白銀の空中ブランコの場面は何かが起こる予感。

自ら落ちたウェンは本当に死んだのかと思ったけれど、スンの瞳から落ちる真珠のような涙。
スンもまた、ウェンを愛してる?

やはり、ピーター・チャン 監督の映画に悲しすぎる結末は似合わない。

ひとり、ラーメンを食べるジャッキーが若々しく『欲望の翼』の気弱な若者を思い出して嬉しくもある。
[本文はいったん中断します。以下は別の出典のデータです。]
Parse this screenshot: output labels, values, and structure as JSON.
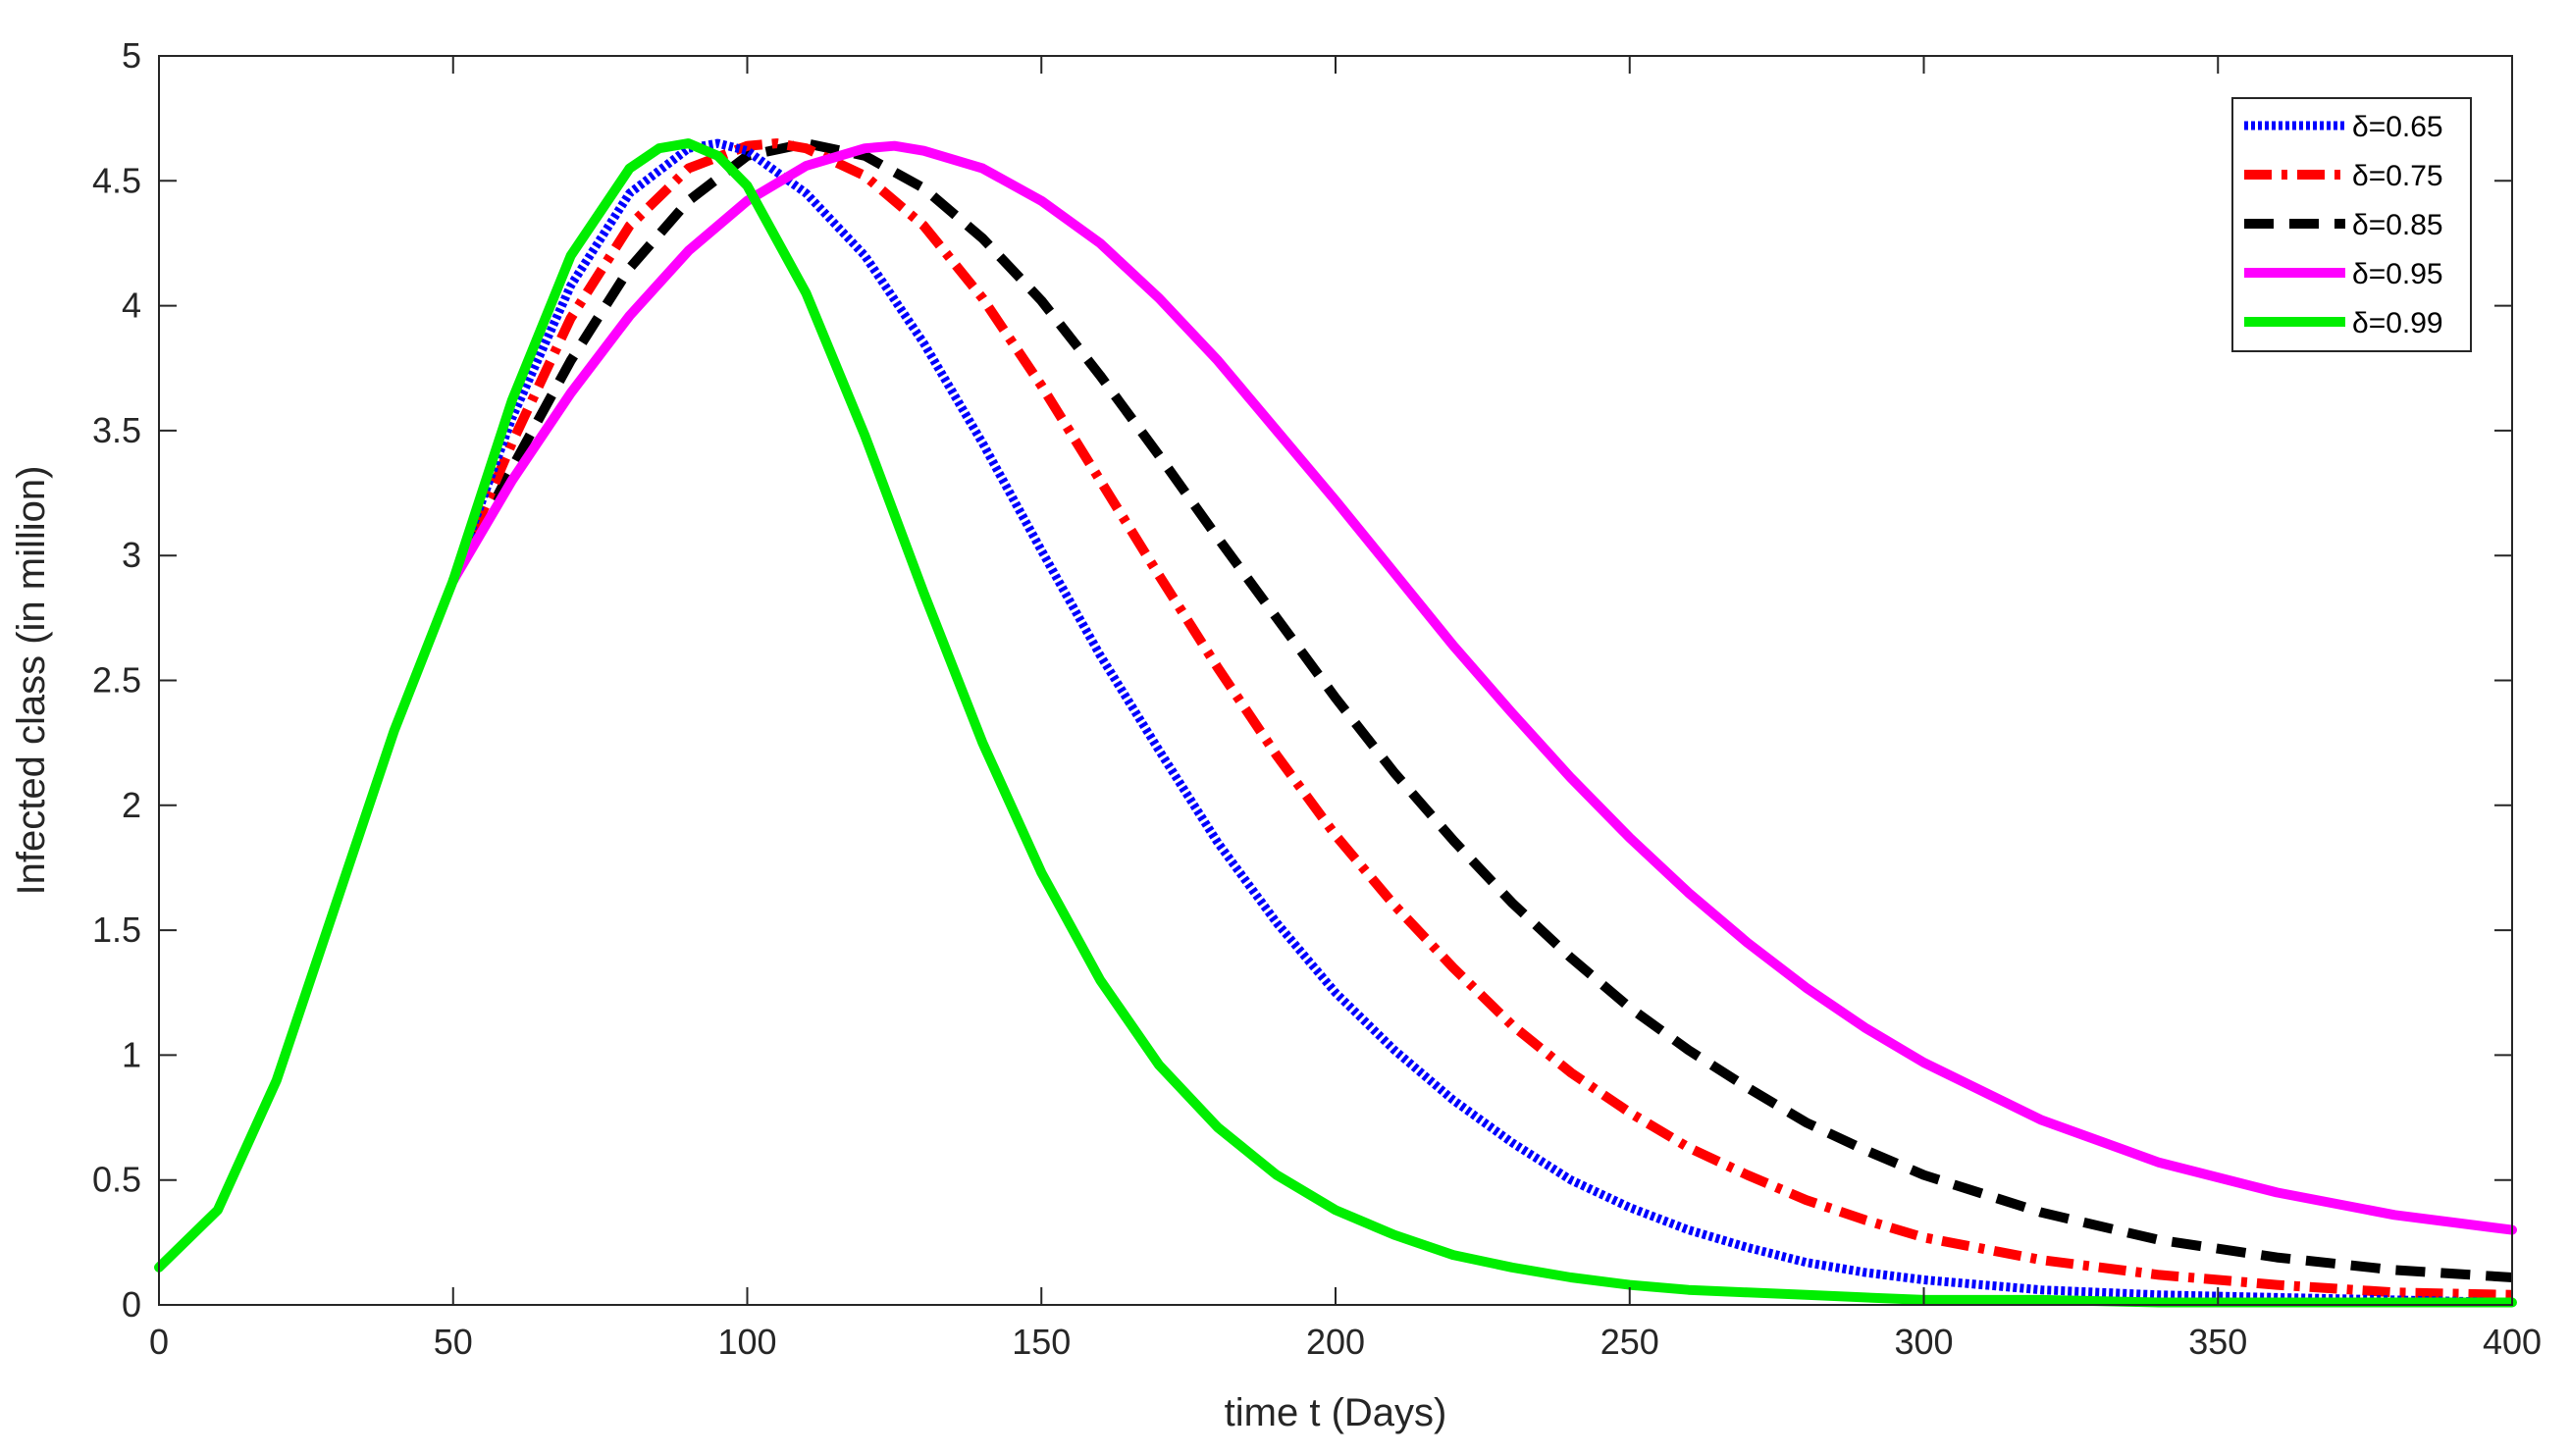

リンはスンに復讐しようとしたが本当の自分の気持ちに気づく。憎んではいなかった。

天使のお陰で、スンはどこかに置き忘れた心の一部を取り戻したのかもしれない。

スンはニエ・ウェンとの、二人三脚の女優生活の未来について考えている。
ふたりはこの先もこうして続いていくのだろうか。切ないね。

「カットされたシーンを戻すためにここに来た」
天使はそれぞれの引き裂かれた心を繋ぐために来た?
たとえ、元には戻らなくても。

10年・・・若い愛は思い出となった。
「おわりにしなければ・・」リンの心にもくぎりがついたのだろう。

「北京を忘れないで」

リンはスンに言い残す。
純粋だったあの頃を・・

白い雪のなか、香港に戻るリンの顔はどこか穏やかであった。